Esto significaría que la reducción de las emisiones de los países desarrollados tendrían que ser lo suficientemente altas como para que compense el respectivo aumento en los países pobres, y al mismo tiempo haya una disminución neta de las emisiones, para no sobrepasar las metas de crecimiento de las temperaturas globales.
Es decir, que la crisis de hoy, con el covid-19, podría tomarse como un ejercicio, doloroso y obligado si se quiere, pero ilustrativo, en términos del decrecimiento de las economías para observar sus efectos benéficos sobre los ecosistemas naturales, aunque son efectos marginales para el calentamiento global en curso.

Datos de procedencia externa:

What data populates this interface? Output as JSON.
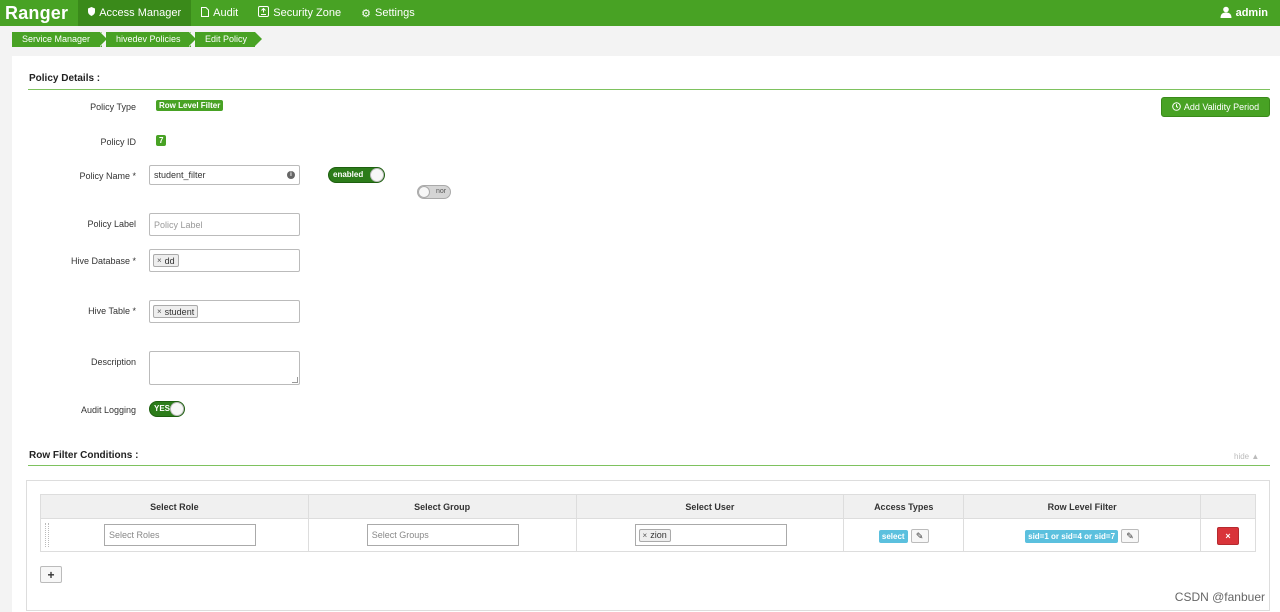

Por otro lado, esta crisis ofrece la oportunidad de emplear nuevos instrumentos hasta ahora no generalizados para poner ingresos en los bolsillos de la gente, no por trabajar, sino por no trabajar, sobre todo auxiliando las nóminas de las pequeñas empresas, mientras los compromisos de pagos de las deudas, familiares y medianas y pequeñas empresas tienen una moratoria adecuada a las circunstancias.
¿Cómo? Así como los bancos centrales de los países desarrollados han hecho las llamadas acciones de flexibilización cuantitativas (QE) para salvar a los bancos de las efectos de la crisis financiera de 2008-2009, ahora es el momento para hacer una QE para la gente a través del Gobierno, con transferencias monetarias a los más necesitados, mientras pasa la pandemia.

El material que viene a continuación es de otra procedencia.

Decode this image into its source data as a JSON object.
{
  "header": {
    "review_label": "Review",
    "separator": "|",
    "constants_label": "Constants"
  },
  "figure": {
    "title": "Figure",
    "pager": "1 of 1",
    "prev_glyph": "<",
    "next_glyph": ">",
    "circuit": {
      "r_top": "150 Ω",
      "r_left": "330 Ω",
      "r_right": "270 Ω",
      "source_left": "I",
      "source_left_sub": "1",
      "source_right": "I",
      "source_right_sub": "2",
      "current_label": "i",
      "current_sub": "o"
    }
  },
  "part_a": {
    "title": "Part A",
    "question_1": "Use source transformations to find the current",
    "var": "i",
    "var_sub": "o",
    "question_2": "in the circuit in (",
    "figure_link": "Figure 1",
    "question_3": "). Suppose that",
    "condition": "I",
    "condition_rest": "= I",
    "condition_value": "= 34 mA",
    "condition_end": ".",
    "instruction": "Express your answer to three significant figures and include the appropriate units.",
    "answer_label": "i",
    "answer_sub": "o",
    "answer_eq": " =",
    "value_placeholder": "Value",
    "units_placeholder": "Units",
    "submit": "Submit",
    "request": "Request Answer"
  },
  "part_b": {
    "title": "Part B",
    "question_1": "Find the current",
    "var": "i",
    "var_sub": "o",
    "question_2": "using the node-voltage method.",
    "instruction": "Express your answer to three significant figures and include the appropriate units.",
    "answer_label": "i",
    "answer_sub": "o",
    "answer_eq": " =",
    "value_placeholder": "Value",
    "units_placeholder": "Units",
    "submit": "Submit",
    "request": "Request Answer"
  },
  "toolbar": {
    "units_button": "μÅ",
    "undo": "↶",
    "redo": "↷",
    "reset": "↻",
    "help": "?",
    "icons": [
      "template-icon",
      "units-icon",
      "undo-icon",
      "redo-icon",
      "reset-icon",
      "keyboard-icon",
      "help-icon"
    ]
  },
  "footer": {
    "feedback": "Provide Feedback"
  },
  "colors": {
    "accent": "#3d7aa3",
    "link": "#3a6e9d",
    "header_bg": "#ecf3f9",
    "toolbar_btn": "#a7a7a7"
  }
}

Además, la urgencia de la coyuntura no puede cegarnos sobre el largo plazo para financiar y poner en marcha un plan de salud público que privilegie la formación de recursos humanos, médicos y de investigación, al mismo tiempo que se dote de una infraestructura hospitalaria moderna y eficiente para afrontar una crisis futura, pues la presente “nos cogió con los calzones abajo”.

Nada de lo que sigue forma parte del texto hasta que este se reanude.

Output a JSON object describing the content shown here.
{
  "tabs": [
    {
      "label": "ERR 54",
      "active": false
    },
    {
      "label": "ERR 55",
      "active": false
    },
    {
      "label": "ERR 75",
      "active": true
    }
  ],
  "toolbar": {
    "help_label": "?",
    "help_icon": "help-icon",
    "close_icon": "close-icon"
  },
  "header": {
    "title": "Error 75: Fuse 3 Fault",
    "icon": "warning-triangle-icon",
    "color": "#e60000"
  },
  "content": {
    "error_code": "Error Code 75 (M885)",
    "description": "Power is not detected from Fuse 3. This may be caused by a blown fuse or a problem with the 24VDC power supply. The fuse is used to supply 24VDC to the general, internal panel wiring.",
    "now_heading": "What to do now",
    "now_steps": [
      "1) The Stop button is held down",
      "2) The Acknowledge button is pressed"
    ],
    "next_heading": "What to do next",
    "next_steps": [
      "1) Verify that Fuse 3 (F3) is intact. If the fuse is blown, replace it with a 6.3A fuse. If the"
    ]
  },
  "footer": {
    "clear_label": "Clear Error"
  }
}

Hoy se está improvisando sobre un sistema de salud en manos de privados, como en el caso de Colombia, que recibió ingentes ingresos por los aportes de los trabajadores y del sistema público Sisbén, sin que se hubiera preparado para un escenario de contingencia de calamidad nacional, como la presente, pues no la tenían en mente, y tampoco los funcionarios. Un sistema de salud que tiene un curatodo con acetaminofén, y pocas ayudas diagnósticas, no está muy adecuado para una situación como la actual.
No es el fin del mundo. Ni para los bancos ni para la humanidad, pero sí el fin para mucha gente común, que está mal nutrida y vive hacinada, y que no podrá sobrevivir esta pandemia global, así como los más pobres tampoco pudieron sobrevivir las pandemias del pasado, dominado por una economía darwiniana, desprovista de un Estado de bienestar moderno y del que muchos países todavía carecen.